Get x 1=20 and x3 = 30? Earn 3360 yuan a day? There is no time left for raw materials, and the processing capacity is 40%

As raw materials increased by 1 unit, profits increased by 48 yuan, 35.

Ii) What are the argot results of the above questions? Time increases 1 set, and profits increase in 2 yuan. Therefore, the maximum wage paid to temporary workers is 2 yuan per hour.

Iii) What are the argot results of the above questions? The coefficient range of x 1 is between (64,96), so when the coefficient of x 1 increases to 90? There is no need to change the production plan.
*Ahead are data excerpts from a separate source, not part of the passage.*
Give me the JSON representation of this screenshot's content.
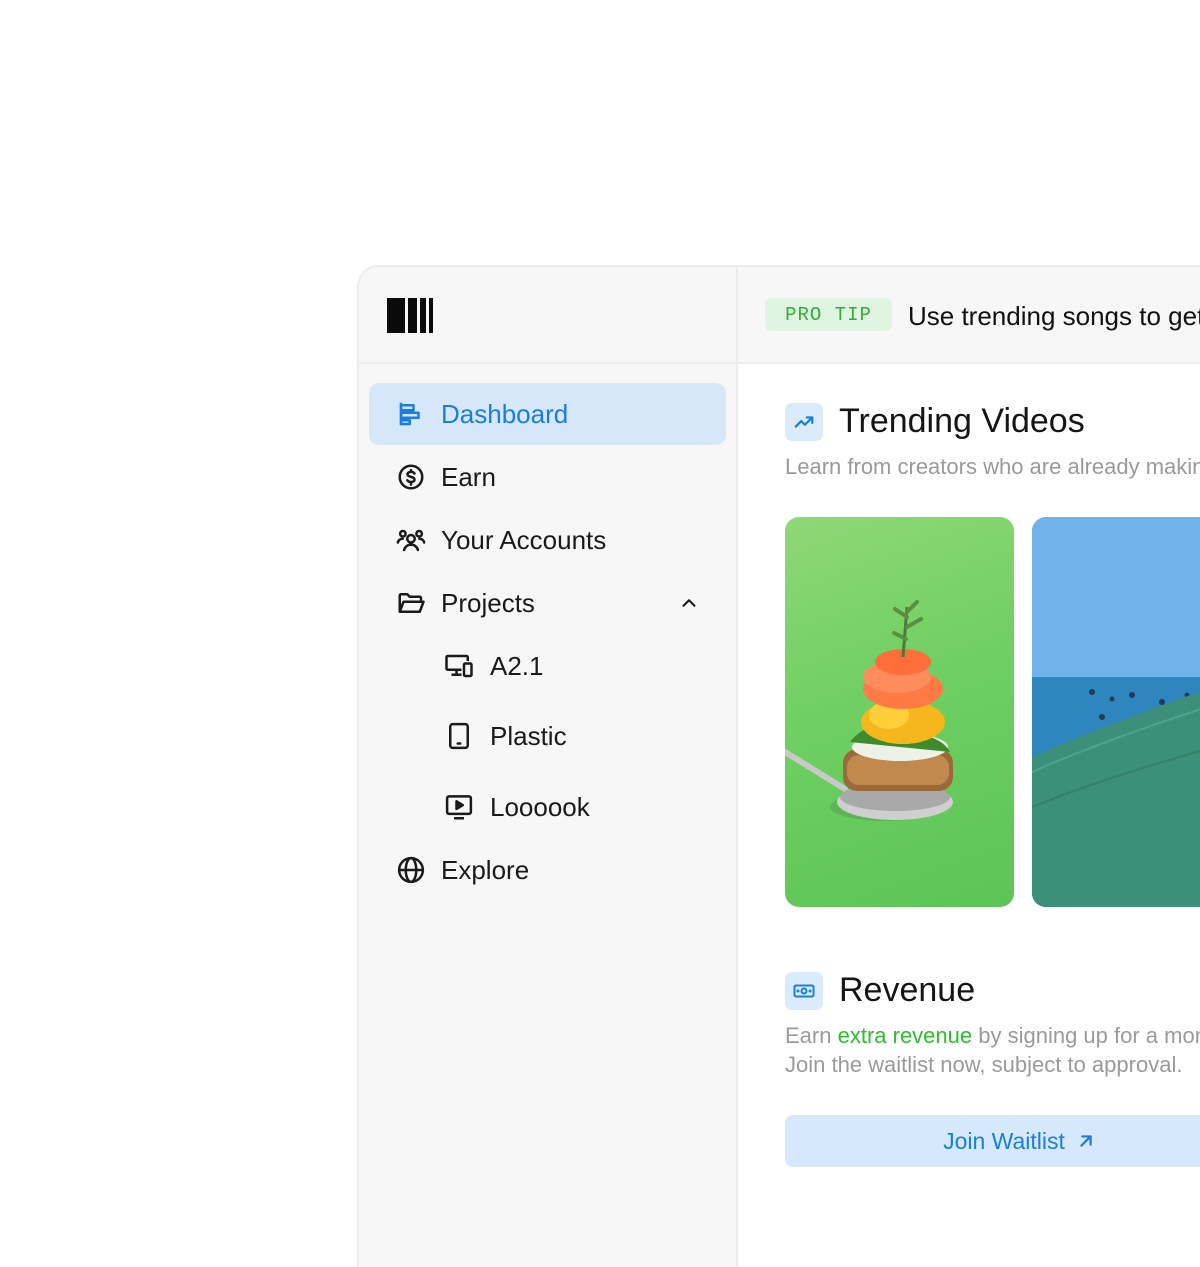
{
  "sidebar": {
    "items": [
      {
        "label": "Dashboard",
        "icon": "dashboard-chart-icon",
        "active": true
      },
      {
        "label": "Earn",
        "icon": "dollar-circle-icon"
      },
      {
        "label": "Your Accounts",
        "icon": "users-group-icon"
      },
      {
        "label": "Projects",
        "icon": "folder-open-icon",
        "expanded": true
      },
      {
        "label": "Explore",
        "icon": "globe-icon"
      }
    ],
    "projects": [
      {
        "label": "A2.1",
        "icon": "devices-icon"
      },
      {
        "label": "Plastic",
        "icon": "tablet-icon"
      },
      {
        "label": "Loooook",
        "icon": "video-player-icon"
      }
    ]
  },
  "topbar": {
    "badge": "PRO TIP",
    "tip": "Use trending songs to get more views"
  },
  "trending": {
    "title": "Trending Videos",
    "description": "Learn from creators who are already making money"
  },
  "revenue": {
    "title": "Revenue",
    "desc_prefix": "Earn ",
    "desc_highlight": "extra revenue",
    "desc_suffix": " by signing up for a monetization plan.",
    "desc_line2": "Join the waitlist now, subject to approval.",
    "button_label": "Join Waitlist"
  },
  "colors": {
    "accent": "#1a7de0",
    "active_bg": "#d6e7fa",
    "green": "#2fbd2f",
    "badge_bg": "#dff5df"
  }
}
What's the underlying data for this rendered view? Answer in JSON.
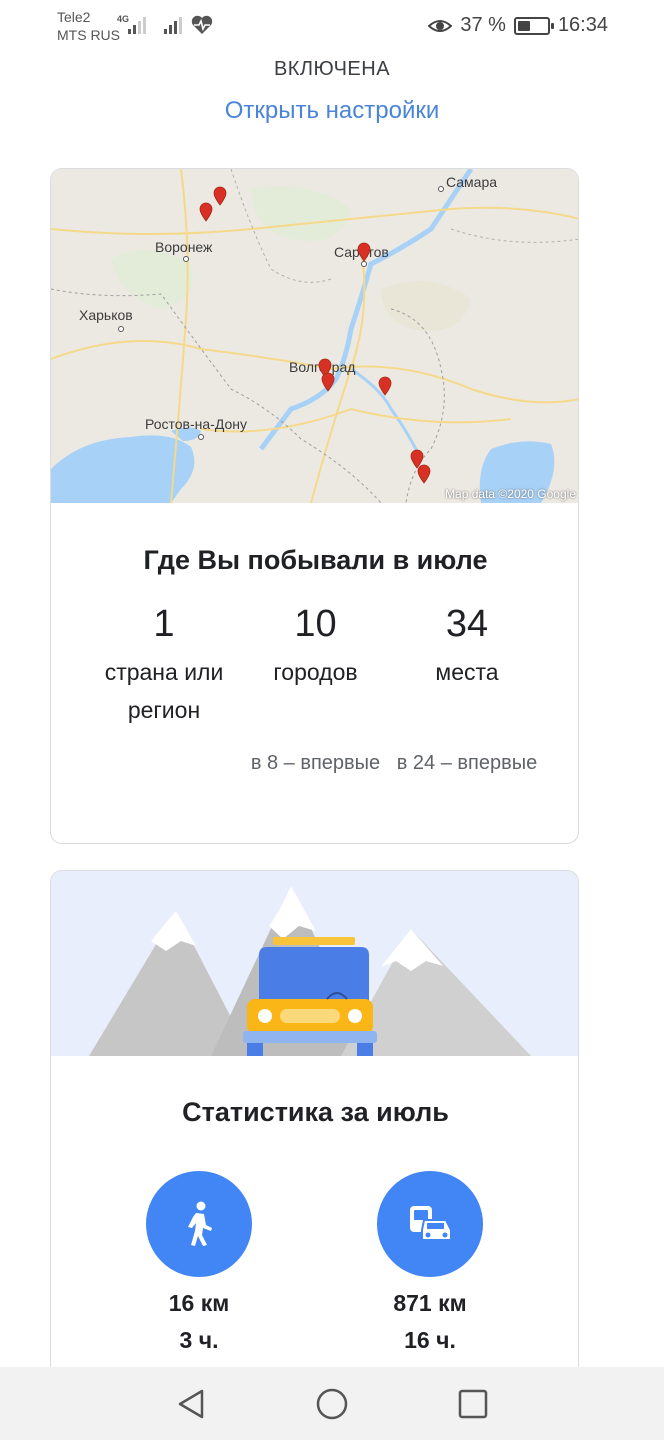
{
  "status_bar": {
    "carrier1": "Tele2",
    "carrier2": "MTS RUS",
    "network_tag": "4G",
    "battery_text": "37 %",
    "time": "16:34",
    "icons": [
      "signal-icon",
      "heart-rate-icon",
      "eye-icon",
      "battery-icon"
    ]
  },
  "header": {
    "status_text": "ВКЛЮЧЕНА",
    "settings_link": "Открыть настройки"
  },
  "map": {
    "labels": [
      "Самара",
      "Воронеж",
      "Саратов",
      "Харьков",
      "Волгоград",
      "Ростов-на-Дону"
    ],
    "attribution": "Map data ©2020 Google",
    "pin_count": 9
  },
  "places_card": {
    "title": "Где Вы побывали в июле",
    "stats": [
      {
        "number": "1",
        "label": "страна или регион",
        "new": ""
      },
      {
        "number": "10",
        "label": "городов",
        "new": "в 8 – впервые"
      },
      {
        "number": "34",
        "label": "места",
        "new": "в 24 – впервые"
      }
    ]
  },
  "stats_card": {
    "title": "Статистика за июль",
    "metrics": [
      {
        "icon": "walking-icon",
        "distance": "16 км",
        "duration": "3 ч."
      },
      {
        "icon": "transit-car-icon",
        "distance": "871 км",
        "duration": "16 ч."
      }
    ]
  },
  "nav": {
    "buttons": [
      "back-button",
      "home-button",
      "recents-button"
    ]
  },
  "colors": {
    "accent": "#4285f4",
    "link": "#4a84d8",
    "pin": "#d93025"
  }
}
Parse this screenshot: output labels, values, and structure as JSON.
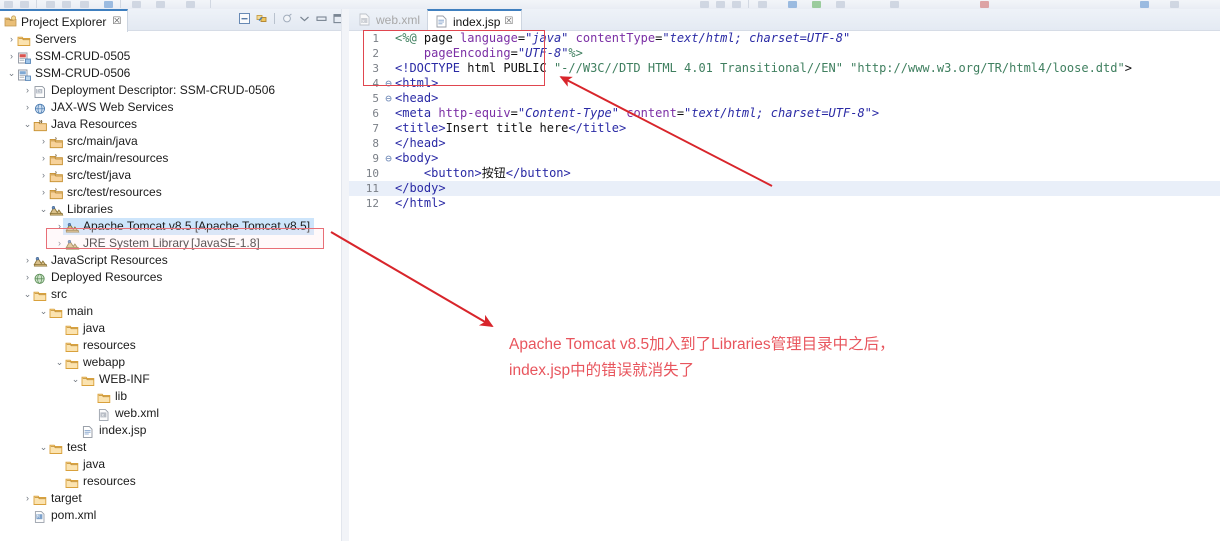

(2) (i) Suppose A 1 product x 1, A2 product x2, B 1 product x3 and B2 product x4 are produced? Is A 1 processed into B 1? x5? A2 is processed into B2? x6

Objective function:? Max. 24 * x 1+ 16 * x2+44 * x3+32 * x4-3 * X5-3 * X6

Constraint:? (x 1? +X5)/3+(x2+X6)/4≤50;

x 1+X5≤ 100;

4 *(x 1+X5)+2 *(x2+X6)+2 * X5+2 * X6≤480;

x 1 = 0.8 * 5; ? x2 = 0.75 * x6

x 1…X6≥0; X 1…x6 is an integer.

Argot programming is as follows:

Model:

Set:

row/ 1..3/:b;

col/ 1..6/:c,x;

matrix(row,col):A;

End set

max = @ sum(col:c * x);

@for(col:@? gin(x));

@for (line (i)):

@sum(col(j):A(i,j)* x(j))& lt; = b(I));

Data:

c=24, 16,44,32,-3,-3;

b=600, 100,480;

A=4,3,0,0,4,3,

1,0,0,0, 1,0,

4,2,0,0,6,4;

End data

end

Results:

Get? max = 3460.8 x 1 = 8 x2 = 168 x 3 = 19.2 X5 = 24? Other x is 0.

Produce 8 barrels of A 1 convert all 24kgA 1 into B 1 produce 42 barrels of A2?

Me)? Adding a bucket of milk can increase profits? 3. 16* 12=37.92? Can an extra hour increase the profit by 3.26? So we should make this investment. 150 yuan can increase 5 barrels of milk? Or earn it back? 37.92*5= 189.6 yuan? 150 yuan can add 50 hours? Or earn it back? 3.26*50= 163 yuan? So invest in milk? Get the maximum profit

ii)? According to the above question, what is the result of argot? B 1? The profit decreased by 65,438+00%, and the profit of B2 increased by 65,438+00%. x3? X4 coefficient range, so it has an impact on the plan, and the production plan should be re-formulated.